New Oil Paintings in Studio (And How They Came to Be).
I had been trying for some time to come up with a oil on canvas technique that would give me some of the same satisfaction I get from the temporary sand works.
Not wanting to do just paintings of text (pretty much did enough of that in the 1970's and 1980's), I started playing around with ways of making images using oil on canvas applied in daubs to a grid in much the same way I was using tinted free sand in the mid 1990's.
The first time these sand-images were shown was as part of a solo exhibition in Geneva, Switzerland at Galerie Analix in 1996. Most of the show was still text oriented but these self-portraits did appear off in a quiet corner, lit only by votive candles:
Bring Me the Heads, 1996, 1M x 4M (overall), tinted sand.

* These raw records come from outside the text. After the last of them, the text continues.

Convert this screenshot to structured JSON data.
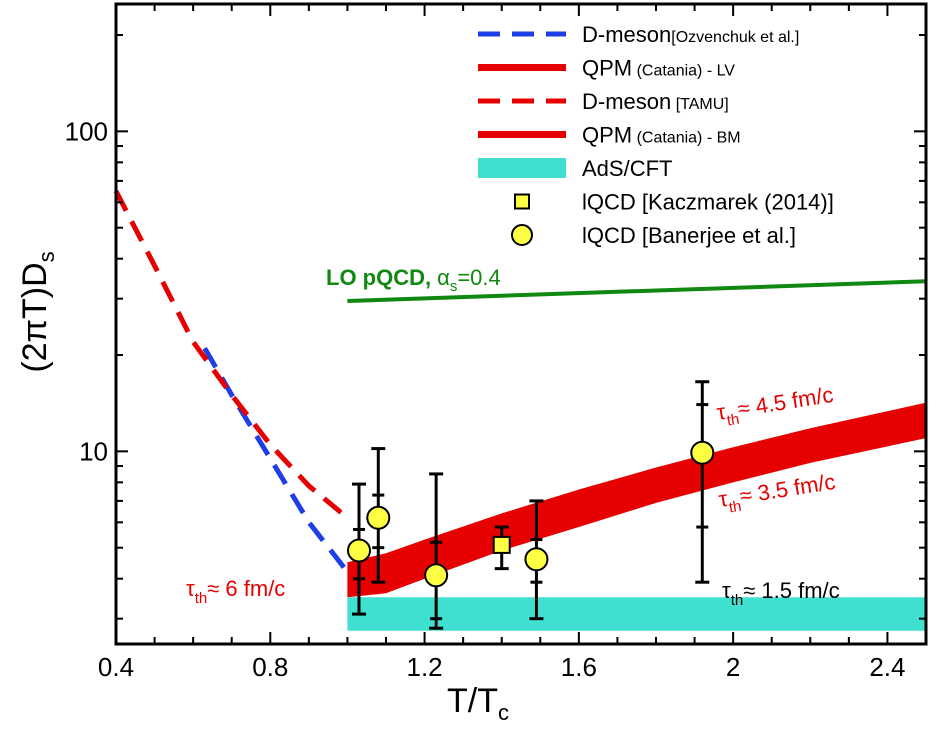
{
  "chart_data": {
    "type": "line",
    "xlabel": "T/T",
    "xlabel_sub": "c",
    "ylabel": "(2πT)D",
    "ylabel_sub": "s",
    "xlim": [
      0.4,
      2.5
    ],
    "ylim": [
      2.5,
      250
    ],
    "y_scale": "log",
    "x_ticks": [
      0.4,
      0.8,
      1.2,
      1.6,
      2.0,
      2.4
    ],
    "x_tick_labels": [
      "0.4",
      "0.8",
      "1.2",
      "1.6",
      "2",
      "2.4"
    ],
    "y_tick_labels": [
      {
        "value": 10,
        "label": "10"
      },
      {
        "value": 100,
        "label": "100"
      }
    ],
    "legend_position": "top-right",
    "legend": [
      {
        "key": "dmeson_ozv",
        "label": "D-meson",
        "label_small": "[Ozvenchuk et al.]",
        "style": "dashed-line",
        "color": "#1f3fe6"
      },
      {
        "key": "qpm_lv",
        "label": "QPM",
        "label_small": " (Catania) - LV",
        "style": "solid-line",
        "color": "#e60000"
      },
      {
        "key": "dmeson_tamu",
        "label": "D-meson",
        "label_small": " [TAMU]",
        "style": "dashed-line",
        "color": "#e60000"
      },
      {
        "key": "qpm_bm",
        "label": "QPM",
        "label_small": " (Catania) - BM",
        "style": "solid-line",
        "color": "#e60000"
      },
      {
        "key": "ads",
        "label": "AdS/CFT",
        "label_small": "",
        "style": "band",
        "color": "#40e0d0"
      },
      {
        "key": "lqcd_k",
        "label": "lQCD [Kaczmarek (2014)]",
        "label_small": "",
        "style": "square",
        "color": "#ffff44"
      },
      {
        "key": "lqcd_b",
        "label": "lQCD [Banerjee et al.]",
        "label_small": "",
        "style": "circle",
        "color": "#ffff44"
      }
    ],
    "series": [
      {
        "name": "D-meson[Ozvenchuk et al.]",
        "style": "dashed",
        "color": "#1f3fe6",
        "x": [
          0.63,
          0.7,
          0.8,
          0.9,
          1.0
        ],
        "y": [
          21,
          15,
          9.5,
          6,
          4.2
        ]
      },
      {
        "name": "D-meson [TAMU]",
        "style": "dashed",
        "color": "#e60000",
        "x": [
          0.4,
          0.5,
          0.6,
          0.7,
          0.8,
          0.9,
          1.0
        ],
        "y": [
          65,
          38,
          22,
          15,
          10.5,
          7.8,
          6.2
        ]
      },
      {
        "name": "QPM (Catania) - LV",
        "style": "band",
        "color": "#e60000",
        "x": [
          1.0,
          1.1,
          1.2,
          1.4,
          1.6,
          1.8,
          2.0,
          2.2,
          2.5
        ],
        "y_low": [
          3.5,
          3.6,
          4.0,
          4.9,
          5.8,
          6.9,
          8.0,
          9.2,
          11.0
        ],
        "y_high": [
          4.5,
          4.8,
          5.3,
          6.4,
          7.6,
          8.9,
          10.3,
          11.8,
          14.2
        ]
      },
      {
        "name": "AdS/CFT",
        "style": "band",
        "color": "#40e0d0",
        "x": [
          1.0,
          2.5
        ],
        "y_low": [
          2.75,
          2.75
        ],
        "y_high": [
          3.5,
          3.5
        ]
      },
      {
        "name": "LO pQCD",
        "style": "solid",
        "color": "#118811",
        "x": [
          1.0,
          2.5
        ],
        "y": [
          29.5,
          34
        ]
      }
    ],
    "points_square": [
      {
        "x": 1.4,
        "y": 5.1,
        "err_low": 4.3,
        "err_high": 5.8
      }
    ],
    "points_circle": [
      {
        "x": 1.03,
        "y": 4.9,
        "err_low": 3.1,
        "err_high": 7.9,
        "inner": [
          4.0,
          5.7
        ]
      },
      {
        "x": 1.08,
        "y": 6.2,
        "err_low": 3.9,
        "err_high": 10.2,
        "inner": [
          5.0,
          7.3
        ]
      },
      {
        "x": 1.23,
        "y": 4.1,
        "err_low": 2.8,
        "err_high": 8.5,
        "inner": [
          3.0,
          5.2
        ]
      },
      {
        "x": 1.49,
        "y": 4.6,
        "err_low": 3.0,
        "err_high": 7.0,
        "inner": [
          3.9,
          5.3
        ]
      },
      {
        "x": 1.92,
        "y": 9.9,
        "err_low": 3.9,
        "err_high": 16.5,
        "inner": [
          5.8,
          14.0
        ]
      }
    ],
    "annotations": {
      "pqcd": "LO pQCD,",
      "alpha": "α",
      "alpha_sub": "s",
      "alpha_val": "=0.4",
      "tau": "τ",
      "tau_sub": "th",
      "tau_45": "≈ 4.5 fm/c",
      "tau_35": "≈ 3.5 fm/c",
      "tau_6": "≈ 6 fm/c",
      "tau_15": "≈ 1.5 fm/c"
    }
  }
}
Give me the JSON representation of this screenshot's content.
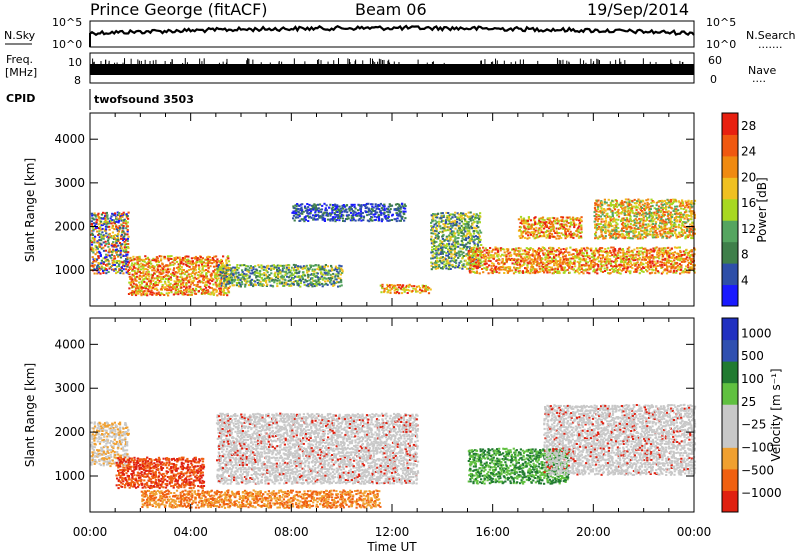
{
  "header": {
    "station": "Prince George (fitACF)",
    "beam": "Beam 06",
    "date": "19/Sep/2014"
  },
  "strip_labels": {
    "nsky": "N.Sky",
    "freq": "Freq.",
    "freq_unit": "[MHz]",
    "cpid": "CPID",
    "nsearch": "N.Search",
    "nsearch_dots": ".......",
    "nave": "Nave",
    "nave_dots": "....",
    "cpid_value": "twofsound 3503",
    "noise_top_tick": "10^5",
    "noise_bottom_tick": "10^0",
    "freq_ticks": [
      "10",
      "8"
    ],
    "nave_ticks": [
      "60",
      "0"
    ]
  },
  "colors": {
    "power": [
      "#1a1aff",
      "#2e4fa8",
      "#3f7f4a",
      "#55a560",
      "#a8d820",
      "#f0c020",
      "#f08a10",
      "#f05810",
      "#e82010"
    ],
    "velocity": [
      "#2030c0",
      "#3050b0",
      "#207a30",
      "#60c040",
      "#c8c8c8",
      "#c8c8c8",
      "#f0a030",
      "#f06010",
      "#e02010"
    ]
  },
  "chart_data": [
    {
      "type": "heatmap",
      "title": "",
      "xlabel": "Time UT",
      "ylabel": "Slant Range [km]",
      "xlim": [
        "00:00",
        "24:00"
      ],
      "ylim": [
        180,
        4600
      ],
      "x_tick_labels": [
        "00:00",
        "04:00",
        "08:00",
        "12:00",
        "16:00",
        "20:00",
        "00:00"
      ],
      "y_tick_labels": [
        "1000",
        "2000",
        "3000",
        "4000"
      ],
      "colorbar": {
        "label": "Power [dB]",
        "tick_labels": [
          "4",
          "8",
          "12",
          "16",
          "20",
          "24",
          "28"
        ],
        "range": [
          0,
          30
        ]
      },
      "regions": [
        {
          "t0": 0.0,
          "t1": 1.5,
          "r0": 900,
          "r1": 2300,
          "level": "mixed high"
        },
        {
          "t0": 1.5,
          "t1": 5.5,
          "r0": 400,
          "r1": 1300,
          "level": "high"
        },
        {
          "t0": 5.0,
          "t1": 10.0,
          "r0": 600,
          "r1": 1100,
          "level": "medium"
        },
        {
          "t0": 8.0,
          "t1": 12.5,
          "r0": 2100,
          "r1": 2500,
          "level": "low"
        },
        {
          "t0": 11.5,
          "t1": 13.5,
          "r0": 450,
          "r1": 650,
          "level": "high"
        },
        {
          "t0": 13.5,
          "t1": 15.5,
          "r0": 1000,
          "r1": 2300,
          "level": "medium"
        },
        {
          "t0": 15.0,
          "t1": 24.0,
          "r0": 900,
          "r1": 1500,
          "level": "high"
        },
        {
          "t0": 17.0,
          "t1": 19.5,
          "r0": 1700,
          "r1": 2200,
          "level": "high"
        },
        {
          "t0": 20.0,
          "t1": 24.0,
          "r0": 1700,
          "r1": 2600,
          "level": "medium high"
        }
      ]
    },
    {
      "type": "heatmap",
      "title": "",
      "xlabel": "Time UT",
      "ylabel": "Slant Range [km]",
      "xlim": [
        "00:00",
        "24:00"
      ],
      "ylim": [
        180,
        4600
      ],
      "x_tick_labels": [
        "00:00",
        "04:00",
        "08:00",
        "12:00",
        "16:00",
        "20:00",
        "00:00"
      ],
      "y_tick_labels": [
        "1000",
        "2000",
        "3000",
        "4000"
      ],
      "colorbar": {
        "label": "Velocity [m s⁻¹]",
        "tick_labels": [
          "1000",
          "500",
          "100",
          "25",
          "−25",
          "−100",
          "−500",
          "−1000"
        ],
        "range": [
          -1250,
          1250
        ]
      },
      "regions": [
        {
          "t0": 0.0,
          "t1": 1.5,
          "r0": 1200,
          "r1": 2200,
          "level": "grey/orange"
        },
        {
          "t0": 1.0,
          "t1": 4.5,
          "r0": 700,
          "r1": 1400,
          "level": "red (-500 to -1000)"
        },
        {
          "t0": 2.0,
          "t1": 11.5,
          "r0": 250,
          "r1": 650,
          "level": "orange (-100)"
        },
        {
          "t0": 5.0,
          "t1": 13.0,
          "r0": 800,
          "r1": 2400,
          "level": "grey (±25)"
        },
        {
          "t0": 15.0,
          "t1": 19.0,
          "r0": 800,
          "r1": 1600,
          "level": "green (100)"
        },
        {
          "t0": 18.0,
          "t1": 24.0,
          "r0": 1000,
          "r1": 2600,
          "level": "grey (±25)"
        }
      ]
    }
  ]
}
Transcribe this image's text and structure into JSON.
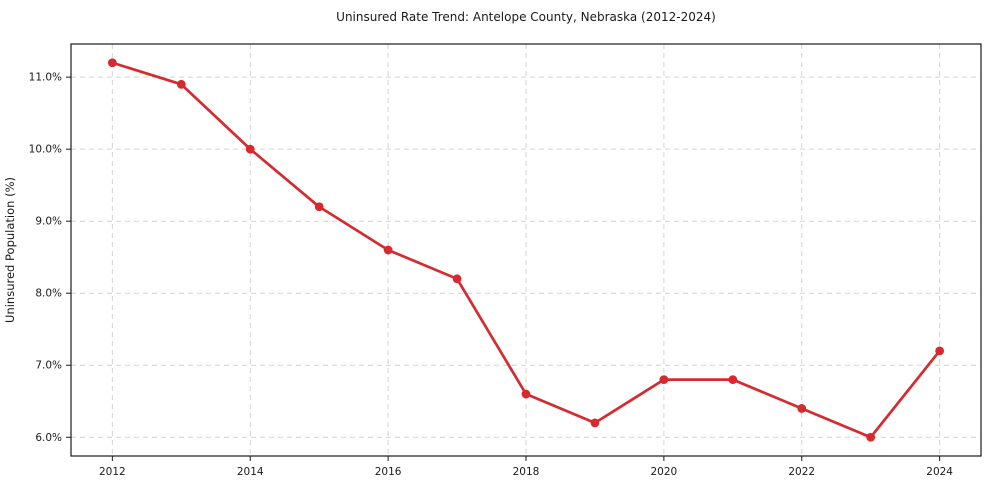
{
  "chart": {
    "title": "Uninsured Rate Trend: Antelope County, Nebraska (2012-2024)",
    "ylabel": "Uninsured Population (%)"
  },
  "chart_data": {
    "type": "line",
    "title": "Uninsured Rate Trend: Antelope County, Nebraska (2012-2024)",
    "xlabel": "",
    "ylabel": "Uninsured Population (%)",
    "x": [
      2012,
      2013,
      2014,
      2015,
      2016,
      2017,
      2018,
      2019,
      2020,
      2021,
      2022,
      2023,
      2024
    ],
    "values": [
      11.2,
      10.9,
      10.0,
      9.2,
      8.6,
      8.2,
      6.6,
      6.2,
      6.8,
      6.8,
      6.4,
      6.0,
      7.2
    ],
    "xlim": [
      2011.4,
      2024.6
    ],
    "ylim": [
      5.74,
      11.46
    ],
    "x_ticks": [
      2012,
      2014,
      2016,
      2018,
      2020,
      2022,
      2024
    ],
    "x_tick_labels": [
      "2012",
      "2014",
      "2016",
      "2018",
      "2020",
      "2022",
      "2024"
    ],
    "y_ticks": [
      6.0,
      7.0,
      8.0,
      9.0,
      10.0,
      11.0
    ],
    "y_tick_labels": [
      "6.0%",
      "7.0%",
      "8.0%",
      "9.0%",
      "10.0%",
      "11.0%"
    ],
    "grid": true,
    "legend": "none",
    "line_color": "#d62b2e",
    "marker": "circle",
    "grid_color": "#d3d3d3",
    "spine_color": "#1a1a1a",
    "text_color": "#1a1a1a"
  }
}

Later that same year, I did a version the same self-portrait as a second work for the De Rode Poort show in Gent, Belgium. A larger version, also in free tinted sand, it was titled Up Comes Chuck as a sort of homage to Chuck Close. Impossible not to associate the use of pixels (or little piles of sand) to create a close up portrait without calling to mind the work of Chuck Close. The actual influence was most likely an article in Scientific American Magazine back in the mid-1970's about the image perception work done by Leon Harmon or even the work of Salvador Dali who made a number of paintings using pixelated imagery.
Up Comes Chuck, 1996, 3.3M x 2.3M, sand and tinted sand.
After the turn of the Millennium, I was still trying to hold on to my vow of not adding more physical, permanent artistic clutter to the world, but I did want to see if it would be possible and began trying make actual oil paintings on canvas. It was only natural that I would continue with the pixel technique that most closely resembled the little piles of tinted sand.
The following images below are only snapshots... just something to document the process of figuring out these new paintings.
Oil on Canvas - First images (studio).
Oil on Canvas - Landscapes (studio).
In 2003, with the invasion of Iraq and Bush/Cheney administration attitudes towards Europe front and center, I began work on plans for a re-design of the Statue of Liberty. The statue was closed for a year back then and covered in scaffolding for maintenence, so, in my mind anyway...
Below is a preliminary drawing. The work was realized in 2004 at my solo exhibition in Germany entitled Magnificent Failure.
Preliminary drawing for Failure of Liberty.